Moro não responde sobre encontro com setor de armas e alega direito à privacidade

Ministro se recusa a dizer se teve ou não reunião com representantes da Taurus

Angela Boldrini
Brasília

O ministro da Justiça, Sergio Moro, se recusou a responder questionamento do PSOL que inquiria se representantes da empresa Taurus estiveram no ministério antes da edição do decreto que flexibilizou as regras para posse de armas

Moro alegou direito à privacidade para não fornecer informações solicitadas por meio de LAI (Lei de Acesso à Informação) no dia 18 de janeiro de 2019 pelo líder do partido, Ivan Valente (SP).

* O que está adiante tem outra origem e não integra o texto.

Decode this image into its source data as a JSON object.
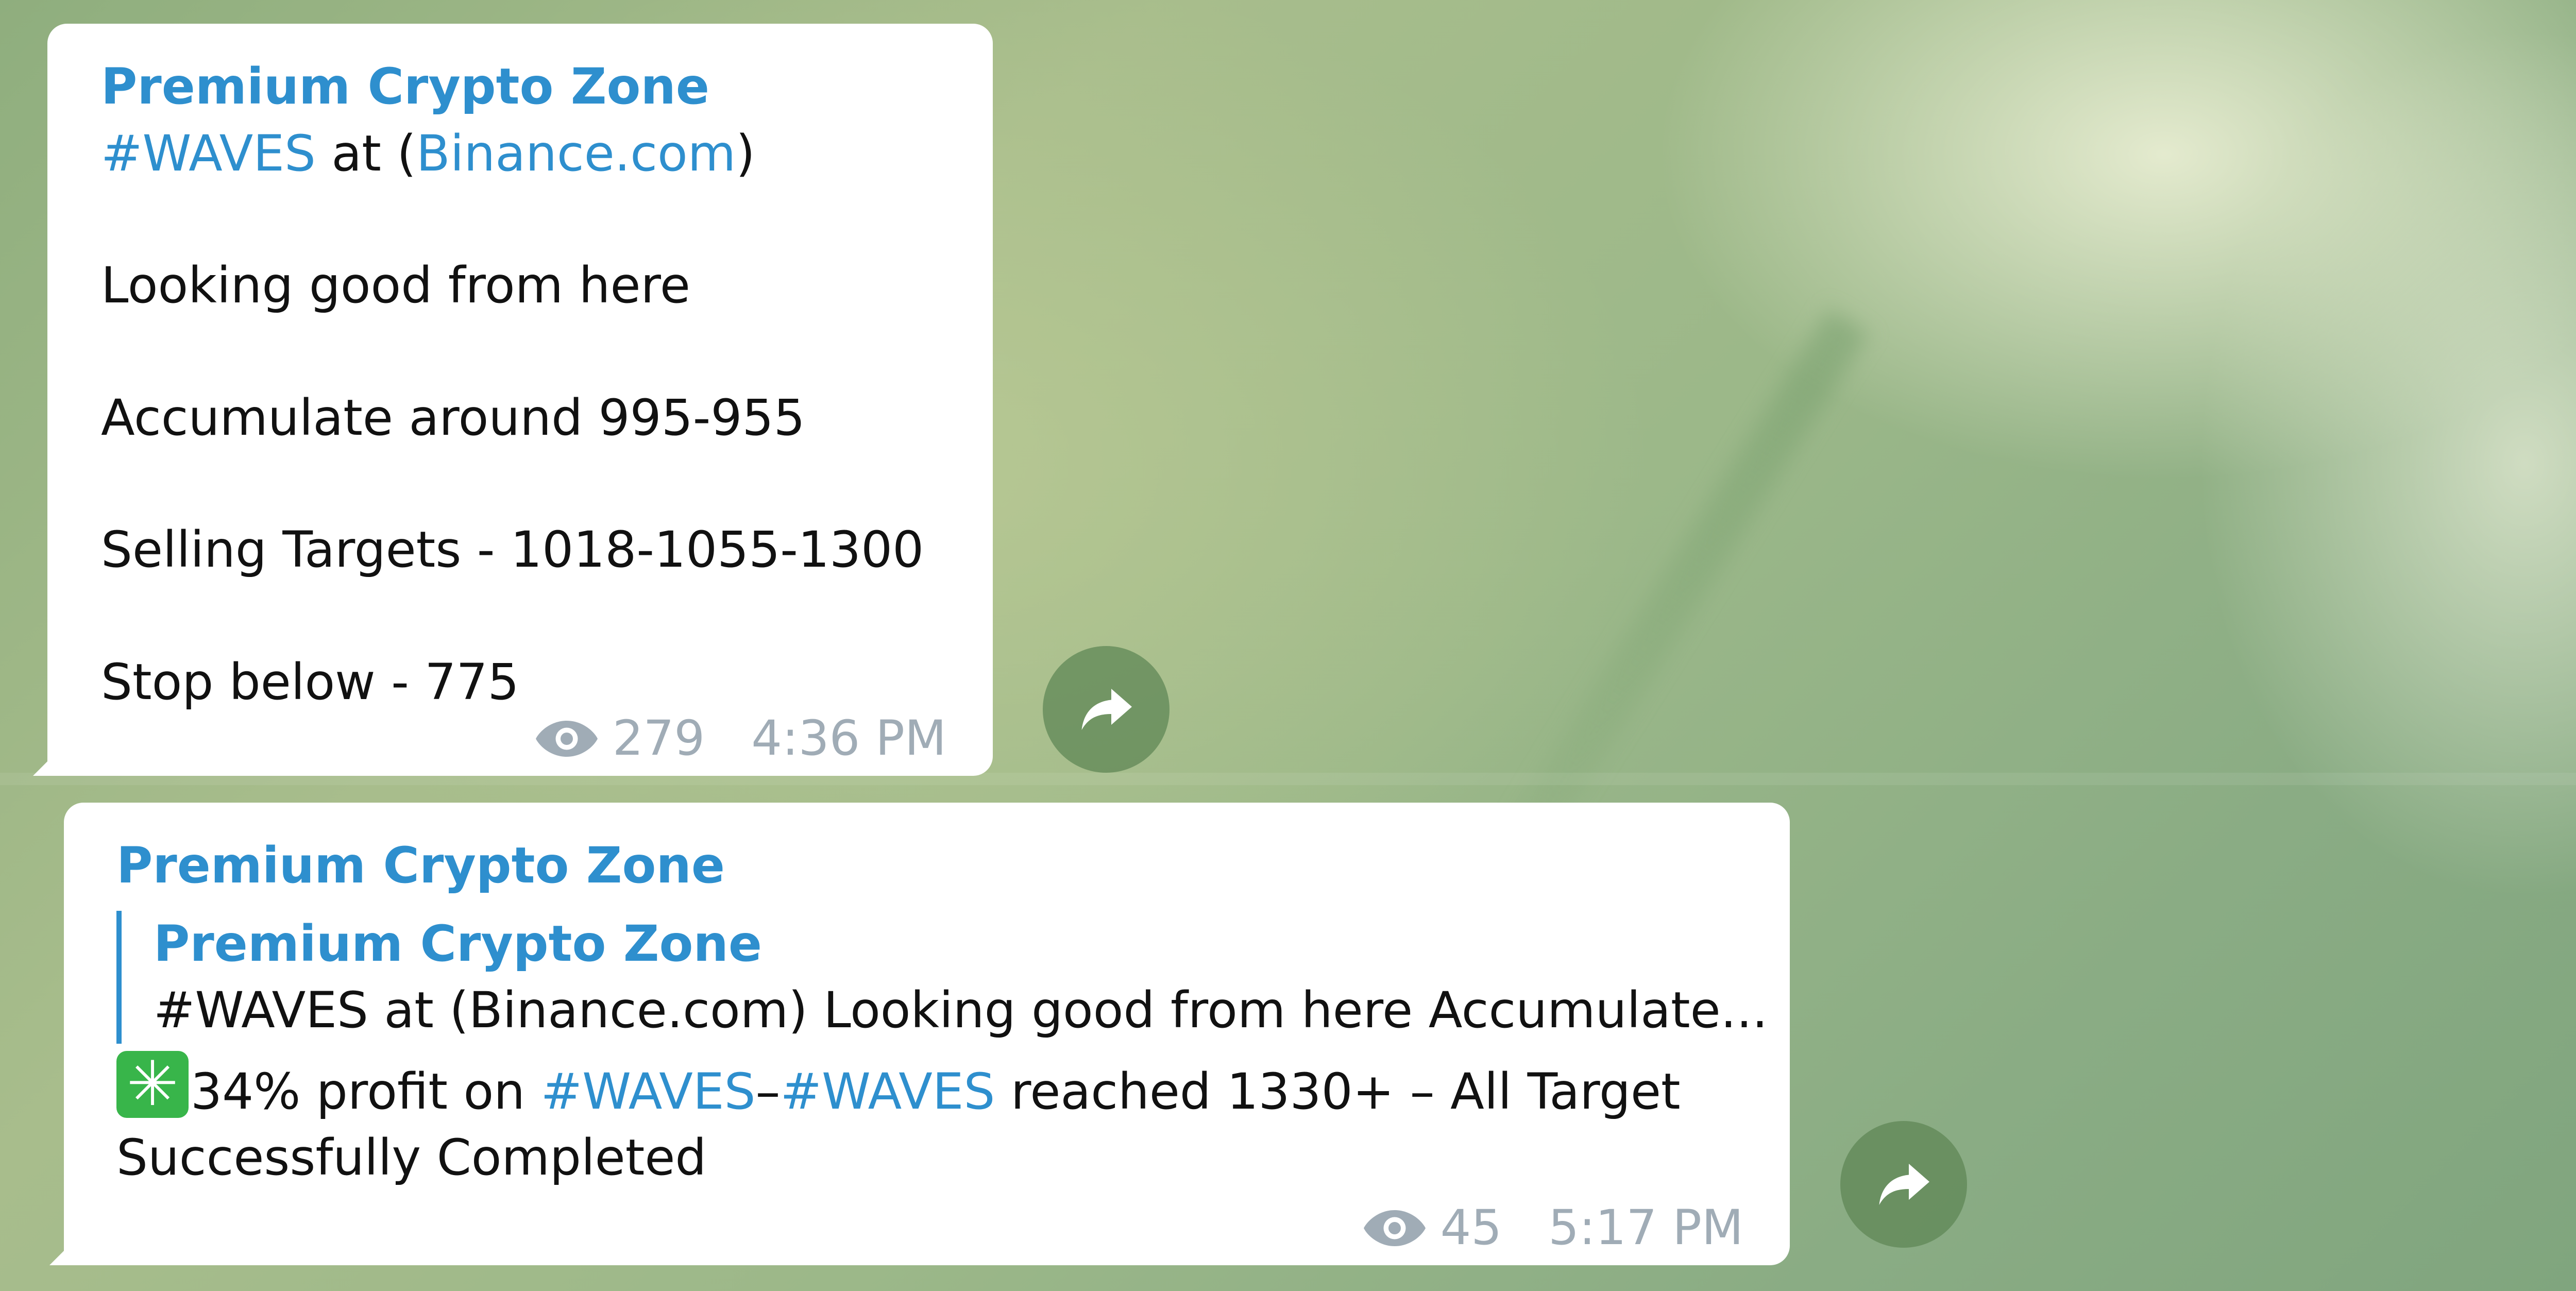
{
  "messages": [
    {
      "author": "Premium Crypto Zone",
      "line1": {
        "tag": "#WAVES",
        "mid": " at (",
        "link": "Binance.com",
        "end": ")"
      },
      "lines": [
        "Looking good from here",
        "Accumulate around 995-955",
        "Selling Targets - 1018-1055-1300",
        "Stop below - 775"
      ],
      "views": "279",
      "time": "4:36 PM"
    },
    {
      "author": "Premium Crypto Zone",
      "reply": {
        "author": "Premium Crypto Zone",
        "snippet": "#WAVES at (Binance.com)  Looking good from here  Accumulate..."
      },
      "text": {
        "sparkle_icon": "✳",
        "part1": "34% profit on ",
        "tag1": "#WAVES",
        "dash": "–",
        "tag2": "#WAVES",
        "part2": " reached 1330+ – All Target",
        "line2": "Successfully Completed"
      },
      "views": "45",
      "time": "5:17 PM"
    }
  ],
  "icons": {
    "views": "eye-icon",
    "share": "share-arrow-icon",
    "emoji": "eight-spoked-asterisk-icon"
  },
  "colors": {
    "link": "#2e8fce",
    "meta": "#a0acb6",
    "bubble": "#ffffff",
    "share_button": "#5f8755"
  }
}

No pedido, são solicitados os registros eletrônicos de entrada e saída na pasta de Sérgio Castilho Sgrillo Filho, diretor de relações com investidores da Taurus, e Salesio Nuhs, presidente da empresa durante o mês de janeiro e início de fevereiro.

"O direito à privacidade, no sentido estrito, conduz à pretensão do indivíduo de não ser foco de observação de terceiros, de não ter os seus assuntos, informações pessoais e características expostas a terceiros ou ao público em geral", diz a negativa de Moro.
 
Na agenda pública do ministro não há registros de encontros com Nuhs ou Sgrillo. 

O PSOL também solicitou as mesmas informações referentes ao período do governo de transição, no CCBB (Centro Cultural Banco do Brasil). 

O partido enviou questionamento para a Casa Civil. O Planalto, diferentemente de Moro, respondeu.

Segundo o Planalto, Nuhs compareceu à Casa Civil no dia 11 de janeiro, mas não se encontrou com o ministro Onyx Lorenzoni. O presidente da Taurus Armas se encontrou com o chefe de gabinete do ministro, Marco Rassier, segundo o documento. 

O decreto que flexibiliza a posse de armas no país foi publicado em 15 de janeiro, quatro dias após a visita de Nuhs ao Palácio do Planalto.

Após a negativa de Moro, o PSOL protocolou um requerimento de informação na Câmara dos Deputados solicitando as mesmas informações a Moro. O pedido, que aguarda parecer do primeiro vice-presidente, Marcos Pereira (PRB-SP), deve ser respondido pelo ministro em até trinta dias.
 
Pereira afirmou à Folha que deve dar seu relatório sobre o pedido ainda nesta quarta. 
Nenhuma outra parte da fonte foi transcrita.